Das Thurgauer Parlament überarbeitet das Hundegesetz erneut.
Das Thurgauer Parlament hat das Hundegesetz überarbeitet, mit neuen Regeln für potenziell gefährliche Hunde und Nutzhunde. Die Überarbeitung des Hundegesetzes wurde vom Thurgauer Grossen Rat bei seiner Sitzung am Montag beschlossen. Vor etwa einem Jahr wurden bereits Änderungen am Gesetz vorgenommen, wie die Einführung obligatorischer Hundekurse. In der aktuellen Überarbeitung wurden unter anderem Regelungen zur Betreuung von potenziell gefährlichen Hunden und zur Steuerbefreiung von Nutzhunden diskutiert.
Die Änderungen im Parlament wurden weitgehend ohne Kontroversen verabschiedet, jedoch bleiben einige strittige Punkte noch in der zu erlassenden Verordnung zu klären. Zu den neuen Regelungen gehört eine Verschärfung im Umgang mit potenziell gefährlichen Hunden, wobei Halter und Betreuer eine Bewilligung benötigen. Die genauen Kriterien für die Betreuung werden vom Regierungsrat später festgelegt, und es wird diskutiert, ob auch kurze Betreuungszeiten erfasst werden. Ebenfalls wird die Möglichkeit erwogen, mittels Gentest nachzuweisen, dass ein Hund, obwohl er optisch einer gefährlichen Rasse ähnelt, keine Gefahr darstellt.

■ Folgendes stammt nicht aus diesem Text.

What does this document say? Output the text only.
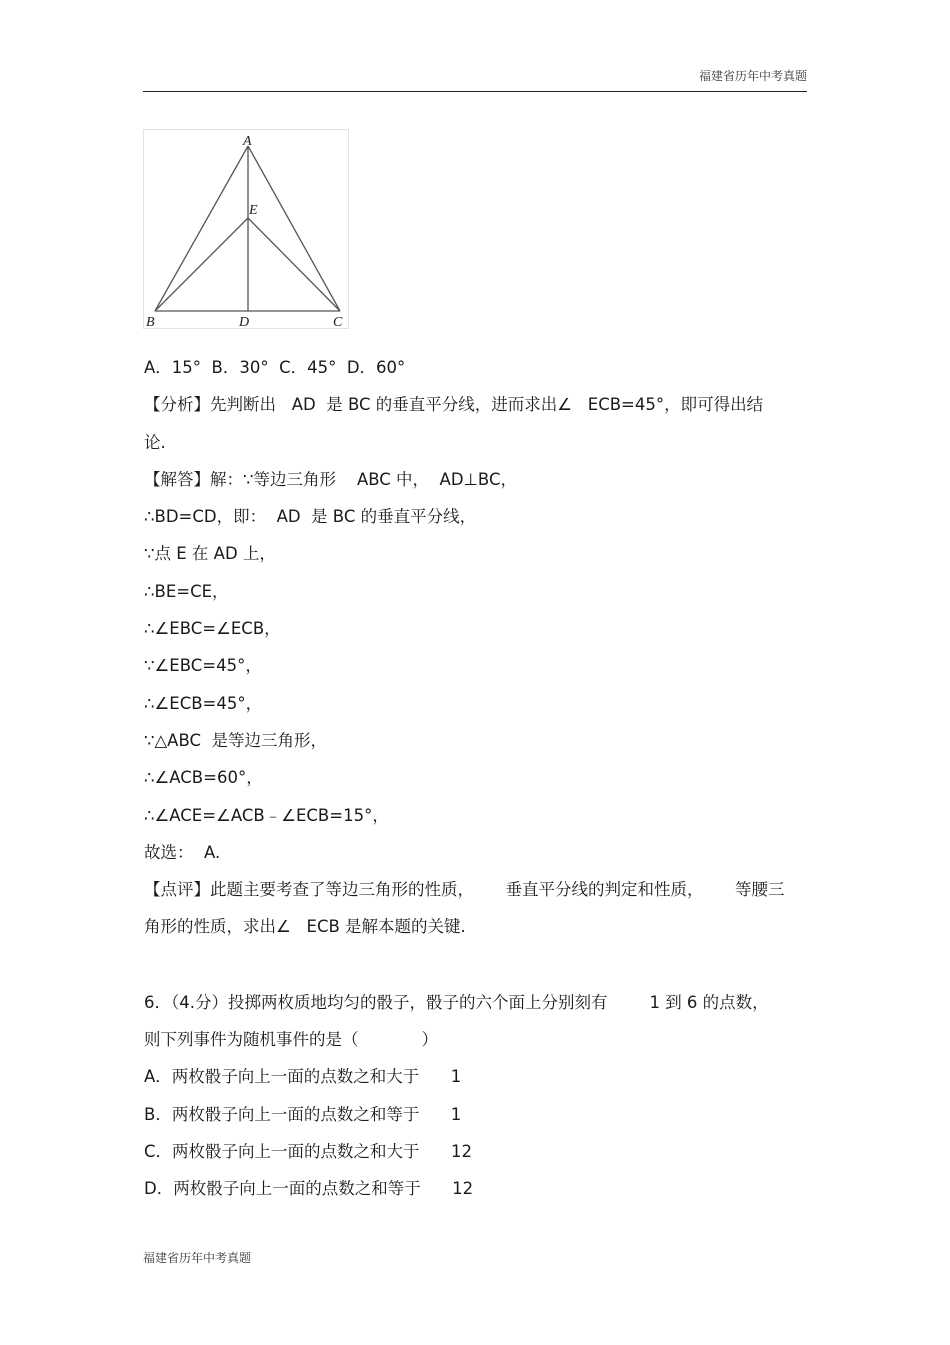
福建省历年中考真题
A
E
B	D	C
A．15°  B．30°  C．45°  D．60°
【分析】先判断出   AD  是 BC 的垂直平分线，进而求出∠   ECB=45°，即可得出结
论.
【解答】解：∵等边三角形    ABC 中，  AD⊥BC，
∴BD=CD，即：  AD  是 BC 的垂直平分线，
∵点 E 在 AD 上，
∴BE=CE，
∴∠EBC=∠ECB，
∵∠EBC=45°，
∴∠ECB=45°，
∵△ABC  是等边三角形，
∴∠ACB=60°，
∴∠ACE=∠ACB﹣∠ECB=15°，
故选：  A.
【点评】此题主要考查了等边三角形的性质，      垂直平分线的判定和性质，      等腰三
角形的性质，求出∠   ECB 是解本题的关键.
6．（4.分）投掷两枚质地均匀的骰子，骰子的六个面上分别刻有        1 到 6 的点数，
则下列事件为随机事件的是（            ）
A．两枚骰子向上一面的点数之和大于      1
B．两枚骰子向上一面的点数之和等于      1
C．两枚骰子向上一面的点数之和大于      12
D．两枚骰子向上一面的点数之和等于      12
福建省历年中考真题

Die Gemeinden im Thurgau sind für die Umsetzung des Hundegesetzes zuständig. Neu können sie die Hundesteuer bei Bedarf um bis zu 50 Prozent erhöhen, um die tatsächlichen Kosten besser abzudecken. Die individuellen Aufwendungen der Gemeinden unterscheiden sich stark, daher ermöglicht die Gesetzesrevision eine flexiblere Anpassung der Hundesteuer. Des Weiteren werden Nutzhunde wie Diensthunde der Armee, Polizei und des Grenzwachtkorps sowie Rettungs- und Blindenhunde von der Steuerpflicht befreit, solange sie aktiv im Dienst stehen.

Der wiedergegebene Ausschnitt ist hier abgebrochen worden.